Market consolidation — If Chegg’s struggles are indicative of industry norms, smaller or larger legacy edtech firms could merge or exit as AI-native startups enter the market and gain traction. We could also see established edtech firms acquire promising startups to leverage their talent and AI capabilities.
Shift in student expectations — It is evident that the consumer landscape is significantly changing: Learners increasingly prefer instant, AI-driven solutions over subscription-based tutoring. Edtech startups must adapt and formulate strategies to create seamless and personalised solutions which meet consumer expectations.
New competitive benchmarks — Free or low-cost AI alternatives will redefine pricing and value across educational technology. Startups must focus on exploring innovative revenue models to remain competitive, as widespread AI adoption will lead to prioritisation of cost-efficiency.
How Should Founders Respond?
Embrace disruption early: Integrate AI capabilities before they become industry standards. Founders in developing markets should avoid falling behind in the AI race by identifying ways they can enhance the AI capabilities embedded in their solutions. For instance, tutoring platforms can integrate AI capabilities to match learners with the most suitable tutors available.
Reimagine value propositions: Build services that go beyond content delivery to focus on personalisation, mentorship, or skills application. As stated earlier, personalisation is key, but evidence-based edtech solutions are also in high demand. Startups should create effective solutions that actually deliver on their brand promise.
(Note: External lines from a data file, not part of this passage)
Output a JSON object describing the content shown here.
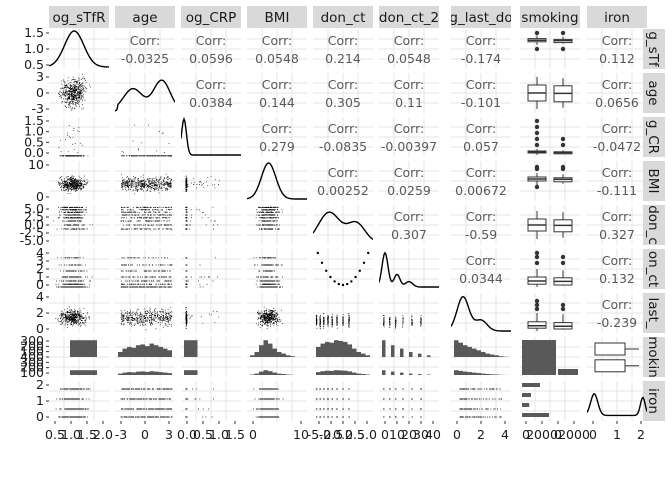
{
  "chart_data": {
    "type": "scatterplot-matrix",
    "variables": [
      "log_sTfR",
      "age",
      "log_CRP",
      "BMI",
      "don_ct",
      "don_ct_2",
      "log_last_don",
      "smoking",
      "iron"
    ],
    "strip_labels": {
      "top": [
        "og_sTfR",
        "age",
        "og_CRP",
        "BMI",
        "don_ct",
        "don_ct_2",
        "g_last_do",
        "smoking",
        "iron"
      ],
      "right": [
        "g_sTf",
        "age",
        "g_CR",
        "BMI",
        "don_c",
        "on_ct",
        "last_",
        "mokin",
        "iron"
      ]
    },
    "corr_label": "Corr:",
    "correlations": [
      {
        "row": 0,
        "col": 1,
        "value": "-0.0325"
      },
      {
        "row": 0,
        "col": 2,
        "value": "0.0596"
      },
      {
        "row": 0,
        "col": 3,
        "value": "0.0548"
      },
      {
        "row": 0,
        "col": 4,
        "value": "0.214"
      },
      {
        "row": 0,
        "col": 5,
        "value": "0.0548"
      },
      {
        "row": 0,
        "col": 6,
        "value": "-0.174"
      },
      {
        "row": 0,
        "col": 8,
        "value": "0.112"
      },
      {
        "row": 1,
        "col": 2,
        "value": "0.0384"
      },
      {
        "row": 1,
        "col": 3,
        "value": "0.144"
      },
      {
        "row": 1,
        "col": 4,
        "value": "0.305"
      },
      {
        "row": 1,
        "col": 5,
        "value": "0.11"
      },
      {
        "row": 1,
        "col": 6,
        "value": "-0.101"
      },
      {
        "row": 1,
        "col": 8,
        "value": "0.0656"
      },
      {
        "row": 2,
        "col": 3,
        "value": "0.279"
      },
      {
        "row": 2,
        "col": 4,
        "value": "-0.0835"
      },
      {
        "row": 2,
        "col": 5,
        "value": "-0.00397"
      },
      {
        "row": 2,
        "col": 6,
        "value": "0.057"
      },
      {
        "row": 2,
        "col": 8,
        "value": "-0.0472"
      },
      {
        "row": 3,
        "col": 4,
        "value": "0.00252"
      },
      {
        "row": 3,
        "col": 5,
        "value": "0.0259"
      },
      {
        "row": 3,
        "col": 6,
        "value": "0.00672"
      },
      {
        "row": 3,
        "col": 8,
        "value": "-0.111"
      },
      {
        "row": 4,
        "col": 5,
        "value": "0.307"
      },
      {
        "row": 4,
        "col": 6,
        "value": "-0.59"
      },
      {
        "row": 4,
        "col": 8,
        "value": "0.327"
      },
      {
        "row": 5,
        "col": 6,
        "value": "0.0344"
      },
      {
        "row": 5,
        "col": 8,
        "value": "0.132"
      },
      {
        "row": 6,
        "col": 8,
        "value": "-0.239"
      }
    ],
    "y_ticks": [
      [
        "0.5",
        "1.0",
        "1.5"
      ],
      [
        "-3",
        "0",
        "3"
      ],
      [
        "0.0",
        "0.5",
        "1.0",
        "1.5"
      ],
      [
        "0",
        "10"
      ],
      [
        "-5.0",
        "-2.5",
        "0.0",
        "2.5",
        "5.0"
      ],
      [
        "0",
        "1",
        "2",
        "3",
        "4"
      ],
      [
        "0",
        "2",
        "4"
      ],
      [
        "100",
        "200",
        "300",
        "400",
        "100",
        "200",
        "300"
      ],
      [
        "0",
        "1",
        "2"
      ]
    ],
    "x_ticks": [
      [
        "0.5",
        "1.0",
        "1.5",
        "2.0"
      ],
      [
        "-3",
        "0",
        "3"
      ],
      [
        "0.0",
        "0.5",
        "1.0",
        "1.5"
      ],
      [
        "0",
        "10"
      ],
      [
        "-5.0",
        "-2.5",
        "0.0",
        "2.5",
        "5.0"
      ],
      [
        "0",
        "10",
        "20",
        "30",
        "40"
      ],
      [
        "0",
        "2",
        "4"
      ],
      [
        "0",
        "2000",
        "0",
        "2000"
      ],
      [
        "0",
        "1",
        "2"
      ]
    ]
  },
  "colors": {
    "panel_bg": "#ffffff",
    "grid": "#e6e6e6",
    "strip_bg": "#d9d9d9",
    "points": "#000000",
    "bars": "#595959"
  }
}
For instance, platforms centred around exam preparation can offer personalised preparation plans, connect students to mentors, and enable them to apply their skills in real life, shifting the value proposition from ‘we help you pass exams’ to ‘we prepare you for long-term success’.
Stay lean and adaptive: Resilience in tech industries depends on rapid restructuring and cost efficiency. Rather than focusing on multiple funding rounds and hiring hundreds of people, founders should stay lean and maximise AI’s capabilities.